You see, from before I can remember, my daddy loved the rocks, the mountains, the free air. I don’t remember a time where I didn’t know how to pitch a tent. It just was what we did. We loaded up our blue VW van, piled in, and played cowboys and indians from the loft that he and mom had built in good ol’ betsy (or at least I think they built it…maybe they bought it that way).
The bus rocked too and fro. Jake, my oldest brother steadied me….
“Get your eye down there! Dad! Weave across the lines!”
Hannah started hollering and Colin started jumping up and down: “Do you see the line, MIssy? See it???”
I strained my eye closer to the hole in the floor. A tiny, half inch drain hole that Dad had put there for the fridge that no longer resided in the living space of the Van. Jake’s hands were on each side of my torso. The van lurched.
“Sorry, guys, Car coming.”
Mom giggled.
“Again!” I screeched.
Jake took my torso in his steady hands, bracing his feet. My eye focused on the asphalt speeding under the car.
White.
Black.
White.
Black.
“I SEE IT! I SEE IT.”
Colin stood with his legs spread like his older brother’s, balancing precariously as Dad weaved between the lines.
Hannah spread across the back bench, grinning form ear to ear.
“Ok. Can’t do this forever. Missy, time to settle down.”

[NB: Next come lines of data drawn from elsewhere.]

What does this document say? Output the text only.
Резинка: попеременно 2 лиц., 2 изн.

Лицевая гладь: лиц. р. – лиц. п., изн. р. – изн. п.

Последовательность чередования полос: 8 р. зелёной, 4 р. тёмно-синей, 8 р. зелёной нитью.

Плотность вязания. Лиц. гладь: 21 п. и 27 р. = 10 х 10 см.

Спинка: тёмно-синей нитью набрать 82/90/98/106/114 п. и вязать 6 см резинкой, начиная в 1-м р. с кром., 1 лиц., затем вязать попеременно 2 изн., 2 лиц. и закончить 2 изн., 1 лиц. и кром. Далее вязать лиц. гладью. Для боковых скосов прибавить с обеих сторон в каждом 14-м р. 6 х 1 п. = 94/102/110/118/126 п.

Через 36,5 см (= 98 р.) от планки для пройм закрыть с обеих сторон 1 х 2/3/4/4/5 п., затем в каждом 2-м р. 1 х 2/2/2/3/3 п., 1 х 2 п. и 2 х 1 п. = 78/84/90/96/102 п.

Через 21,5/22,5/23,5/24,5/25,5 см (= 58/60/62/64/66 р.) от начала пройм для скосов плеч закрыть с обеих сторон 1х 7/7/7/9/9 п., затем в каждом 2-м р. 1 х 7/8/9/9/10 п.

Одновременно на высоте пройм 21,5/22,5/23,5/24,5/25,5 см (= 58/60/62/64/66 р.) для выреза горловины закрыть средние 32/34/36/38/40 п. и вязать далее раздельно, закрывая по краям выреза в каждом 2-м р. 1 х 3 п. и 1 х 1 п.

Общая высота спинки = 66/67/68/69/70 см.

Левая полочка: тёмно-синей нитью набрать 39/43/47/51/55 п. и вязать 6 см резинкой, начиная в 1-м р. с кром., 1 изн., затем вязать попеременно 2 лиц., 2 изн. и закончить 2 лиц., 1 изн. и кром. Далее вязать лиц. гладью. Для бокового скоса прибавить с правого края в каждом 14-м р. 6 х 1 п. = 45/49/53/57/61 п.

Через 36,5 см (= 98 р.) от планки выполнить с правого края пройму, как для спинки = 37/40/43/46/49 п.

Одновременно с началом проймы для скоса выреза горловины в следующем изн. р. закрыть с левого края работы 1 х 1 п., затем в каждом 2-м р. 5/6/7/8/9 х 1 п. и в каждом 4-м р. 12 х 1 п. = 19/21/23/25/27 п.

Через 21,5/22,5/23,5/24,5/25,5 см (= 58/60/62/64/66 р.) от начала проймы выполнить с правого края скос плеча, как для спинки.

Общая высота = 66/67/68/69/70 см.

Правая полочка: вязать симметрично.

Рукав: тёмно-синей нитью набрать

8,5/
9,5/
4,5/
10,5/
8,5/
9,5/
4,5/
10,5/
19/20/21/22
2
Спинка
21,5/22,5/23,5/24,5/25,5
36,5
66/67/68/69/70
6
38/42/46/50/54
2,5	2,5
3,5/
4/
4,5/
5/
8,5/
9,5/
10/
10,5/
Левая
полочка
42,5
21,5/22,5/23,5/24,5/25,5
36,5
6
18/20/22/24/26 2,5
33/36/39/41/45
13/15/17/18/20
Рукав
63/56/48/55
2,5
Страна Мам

I crawled behind my mother, who sat next to dad in the passenger seat, and I stood pressed between her back and the upright part of the seat. My head skimming the roof of the van – a “Melissa” grin spreading across my face. My body felt safe; loved; a-part-of.
“One hour to YOSEMITE!!!!” Dad announced. I wiggled my kneecaps against Mom’s back:
“Eeeew. I hate it when you do that….Missy! What are you doing?”
I turned quiet. Content and happy, listening to my siblings in the back telling me about how rocks were grown and cultivated in the multiple rock gardens on the road into my happy place of Yosemite National Park…
You know the Rock farms — the places where they cultivate rocks and grow them for landscaping? Yep. Those.